Collective opposition demands pension negotiations by the government

An unusual scenario will play out in the Parliamentary Hall on Thursday, when the Parliamentary opening debate will be held from 9 o’clock.

Here, all eight opposition parties will try to put pressure on the SVM government in the matter of the future retirement age, about which there is disagreement within the government.

Ritzau learns – like other media – that the opposition parties will present a proposal for adoption, which will require the government to call for negotiations on the age for withdrawal from the labor market in the future.

The parties want the government to convene the negotiations as soon as possible, and at the latest before next year there must be a vote on whether the retirement age should rise to 70 from 2050.
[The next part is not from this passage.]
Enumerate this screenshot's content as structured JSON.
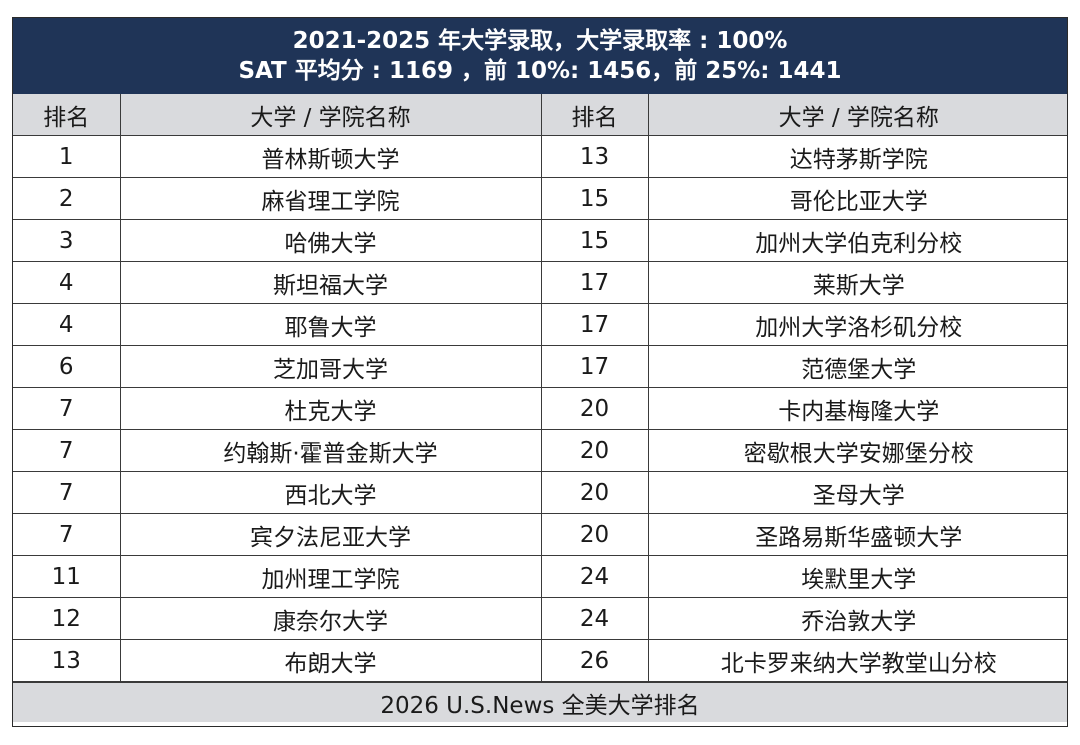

The text will be read out in the Folketingsalen by the chairman of the Danish Democrats, Inger Støjberg.

With the text of the proposal, the opposition wants to illustrate the internal disagreements in the government, after Prime Minister Mette Frederiksen (S) in August opened up to reopening the Welfare Agreement from 2006.

She announced in an interview with Berlingske that next year the Social Democrats will vote to raise the retirement age to 70, but then the party will renegotiate the agreement.

Internally in the SVM government, the chairman of the Moderates, Lars Løkke Rasmussen, has said that the issue should be clarified quickly, while the Liberals want to set up a so-called working life commission.

Mette Frederiksen has declared herself willing to get “some smart people” to take a closer look at how the future retirement age should be adjusted, but without setting a deadline.

Parties have criticized Mette Frederiksen’s pension plans for being too vague. And to be a decidedly electoral pork for use by the Social Democrats in the next general election campaign in two years at the latest.